Hyper-V requires a 64-bit system that has Second Level Address Translation (SLAT). SLAT is a feature present in the current generation of 64-bit processors by Intel & AMD. You’ll also need a 64-bit version of Windows 8, and at least 4GB of RAM. Hyper-V does support creation of both 32-bit and 64-bit operating systems in the VMs.
Hyper-V’s dynamic memory allows memory needed by the VM to be allocated and de-allocated dynamically (you specify a minimum and maximum) and share unused memory between VMs. You can run 3 or 4 VMs on a machine that has 4GB of RAM but you will need more RAM for 5 or more VMs.
You can also create large VMs with 32 processors and 512GB RAM.
As for user experience with VMs, Windows provides two mechanisms to peek into the Virtual Machine: the VM Console and the Remote Desktop Connection.
The VM Console (also known as VMConnect) is a console view of the VM. It provides a single monitor view of the VM with resolution up to 1600×1200 in 32-bit color. This console provides you with the ability to view the VM’s booting process.
For a richer experience, you can connect to the VM using the Remote Desktop Connection (RDC). With RDC, the VM takes advantage of capabilities present on your physical PC. For example, if you have multiple monitors, then the VM can show its graphics on all these monitors. Similarly, if you have a multipoint touch-enabled interface on your PC, then the VM can use this interface to give you a touch experience. The VM also has full multimedia capability by leveraging the physical system’s speakers and microphone. The Root OS (i.e. the main Windows OS that’s managing the VMs) can also share its clipboard and folders with the VMs. And finally, with RDC, you can also attach any USB device directly to the VM.
For storage, you can add multiple hard disks to the IDE or SCSI controllers available in the VM. You can use Virtual Hard Disks (.VHD or .VHDX files) or actual disks that you pass directly through to the virtual machine.

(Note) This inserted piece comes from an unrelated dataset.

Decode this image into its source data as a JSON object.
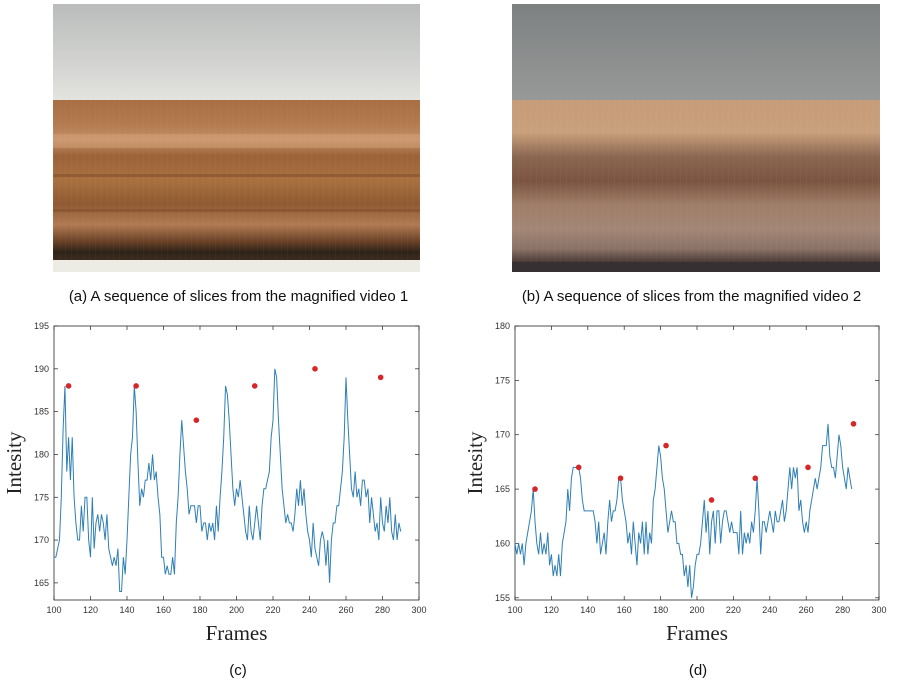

Hyper-V’s “Live Storage Move” capability helps your VMs to be fairly independent of the underlying storage. With this, you could move the VM’s storage from one local drive to another, to a USB stick, or to a remote file share without needing to stop your VM.
Another great feature of Hyper-V is the ability to take snapshots of a virtual machine while it is running. A snapshot saves everything about the virtual machine allowing you to go back to a previous point in time in the life of a VM, and is a great tool when trying to debug tricky problems.
Virtualization has its limitations. Features or applications that depend on specific hardware will not work well in a VM. For example, Windows BitLocker and Measured Boot, which rely on TPM (Trusted Platform Module), might not function properly in a VM, and games or applications that require processing with GPUs (without providing software fallback) might not work well either. Also, applications relying on sub 10ms timers, i.e. latency-sensitive high-precision apps such as live music mixing apps, etc. could have issues running in a VM.